When your beverage of choice is tritium | The Most Revolutionary Act
The independent radiological testing lab CRIIRAD (Commission for Independent Research and Information on Radioactivity) denounced what it called the “trivialization of tritium contamination” and warned French citizens not to be lulled by the 100 Bq/L levels set by the authorities and especially not by the WHO’s 10,000 Bq/L standard. CRIIRAD said the level for tritium in drinking water should be set between 10 and 30 Bq/L.
For context, in our report, Leak First, Fix Later, we noted that the “naturally occurring” levels of tritium found in surface and groundwater is, at its highest, 1 Bq/l. Therefore, tritium is almost non-existent in water in nature.
To CRIIRAD, it is therefore all the more outrageous that that the levels for radiological contamination in France are set at “more than 100 times higher than the maximum allowed for chemical carcinogens.”

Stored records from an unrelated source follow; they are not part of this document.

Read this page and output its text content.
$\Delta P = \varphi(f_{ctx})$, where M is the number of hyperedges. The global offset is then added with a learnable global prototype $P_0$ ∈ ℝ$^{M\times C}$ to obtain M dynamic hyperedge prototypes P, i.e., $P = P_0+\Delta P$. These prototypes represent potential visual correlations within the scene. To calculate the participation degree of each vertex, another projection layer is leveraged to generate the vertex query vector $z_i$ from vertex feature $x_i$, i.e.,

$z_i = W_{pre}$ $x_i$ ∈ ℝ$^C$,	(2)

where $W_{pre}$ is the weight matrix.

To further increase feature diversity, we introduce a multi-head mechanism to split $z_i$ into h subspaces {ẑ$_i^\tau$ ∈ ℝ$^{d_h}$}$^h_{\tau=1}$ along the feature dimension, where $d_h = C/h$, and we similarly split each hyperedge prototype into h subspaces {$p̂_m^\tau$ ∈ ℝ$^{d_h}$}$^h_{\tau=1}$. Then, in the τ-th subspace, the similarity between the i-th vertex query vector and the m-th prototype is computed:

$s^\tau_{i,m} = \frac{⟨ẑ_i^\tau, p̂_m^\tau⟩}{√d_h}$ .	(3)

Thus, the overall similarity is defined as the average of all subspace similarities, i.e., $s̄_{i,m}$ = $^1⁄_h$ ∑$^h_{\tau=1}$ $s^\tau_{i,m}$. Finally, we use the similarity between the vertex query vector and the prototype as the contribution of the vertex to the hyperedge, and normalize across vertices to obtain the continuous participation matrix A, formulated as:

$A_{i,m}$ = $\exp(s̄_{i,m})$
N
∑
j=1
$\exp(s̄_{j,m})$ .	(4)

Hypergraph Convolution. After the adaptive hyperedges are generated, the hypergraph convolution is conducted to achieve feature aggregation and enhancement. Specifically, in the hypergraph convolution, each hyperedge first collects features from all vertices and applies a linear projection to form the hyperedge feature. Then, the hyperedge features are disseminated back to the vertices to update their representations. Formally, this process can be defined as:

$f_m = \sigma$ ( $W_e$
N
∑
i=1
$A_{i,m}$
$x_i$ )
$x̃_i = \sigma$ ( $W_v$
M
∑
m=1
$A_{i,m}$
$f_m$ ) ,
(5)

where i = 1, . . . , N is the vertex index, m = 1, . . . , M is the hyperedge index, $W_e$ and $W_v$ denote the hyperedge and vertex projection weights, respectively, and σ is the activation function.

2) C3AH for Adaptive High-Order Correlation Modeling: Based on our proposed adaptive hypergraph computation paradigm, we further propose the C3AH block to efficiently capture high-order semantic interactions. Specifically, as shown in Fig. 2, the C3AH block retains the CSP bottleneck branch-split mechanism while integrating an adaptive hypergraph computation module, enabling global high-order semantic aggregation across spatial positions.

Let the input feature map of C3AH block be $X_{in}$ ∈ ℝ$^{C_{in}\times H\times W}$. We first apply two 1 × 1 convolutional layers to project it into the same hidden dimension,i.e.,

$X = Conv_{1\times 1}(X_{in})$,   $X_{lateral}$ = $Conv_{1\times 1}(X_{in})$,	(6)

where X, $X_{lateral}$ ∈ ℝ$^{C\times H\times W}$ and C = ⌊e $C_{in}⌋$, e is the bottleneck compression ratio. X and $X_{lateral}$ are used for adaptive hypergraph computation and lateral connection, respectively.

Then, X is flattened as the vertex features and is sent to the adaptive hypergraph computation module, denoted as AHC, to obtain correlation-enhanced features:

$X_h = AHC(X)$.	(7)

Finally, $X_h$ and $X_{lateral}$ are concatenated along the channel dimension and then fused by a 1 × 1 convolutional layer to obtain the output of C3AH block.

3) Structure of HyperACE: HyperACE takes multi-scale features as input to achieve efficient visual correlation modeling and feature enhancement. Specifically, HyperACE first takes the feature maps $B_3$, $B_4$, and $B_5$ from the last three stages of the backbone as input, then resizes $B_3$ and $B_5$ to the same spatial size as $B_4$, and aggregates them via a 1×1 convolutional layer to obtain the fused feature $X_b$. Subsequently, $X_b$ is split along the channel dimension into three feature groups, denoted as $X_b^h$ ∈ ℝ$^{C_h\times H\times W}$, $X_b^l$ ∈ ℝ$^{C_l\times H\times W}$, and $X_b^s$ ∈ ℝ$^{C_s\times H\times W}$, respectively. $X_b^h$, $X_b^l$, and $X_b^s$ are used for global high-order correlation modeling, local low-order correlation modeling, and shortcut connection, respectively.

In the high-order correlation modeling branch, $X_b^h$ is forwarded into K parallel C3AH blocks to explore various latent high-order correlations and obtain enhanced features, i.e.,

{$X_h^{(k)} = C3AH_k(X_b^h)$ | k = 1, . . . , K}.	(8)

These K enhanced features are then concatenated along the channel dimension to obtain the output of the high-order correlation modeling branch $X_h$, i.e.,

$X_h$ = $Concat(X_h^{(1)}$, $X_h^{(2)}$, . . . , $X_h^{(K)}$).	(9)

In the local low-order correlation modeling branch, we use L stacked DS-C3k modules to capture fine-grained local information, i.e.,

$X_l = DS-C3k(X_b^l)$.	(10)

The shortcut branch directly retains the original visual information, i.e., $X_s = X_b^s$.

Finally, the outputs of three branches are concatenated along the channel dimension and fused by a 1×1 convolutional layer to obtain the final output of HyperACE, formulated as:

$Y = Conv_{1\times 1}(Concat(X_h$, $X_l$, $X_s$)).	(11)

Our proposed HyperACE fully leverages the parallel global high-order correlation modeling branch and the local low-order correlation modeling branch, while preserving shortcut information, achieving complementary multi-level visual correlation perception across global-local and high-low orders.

Tritium is radioactive hydrogen and is therefore assimilated by all living things as water. It has a half life of 12.3 years. It is produced in huge quantities in nuclear reactor cores, then released into the environment as a gas or in liquid discharges. Tritium cannot be filtered out of water and tritium released into the air can return in rainfall. All nuclear power plants release tritium, and nuclear reprocessing facilities — such as the one at La Hague on the French north coast — release even larger amounts.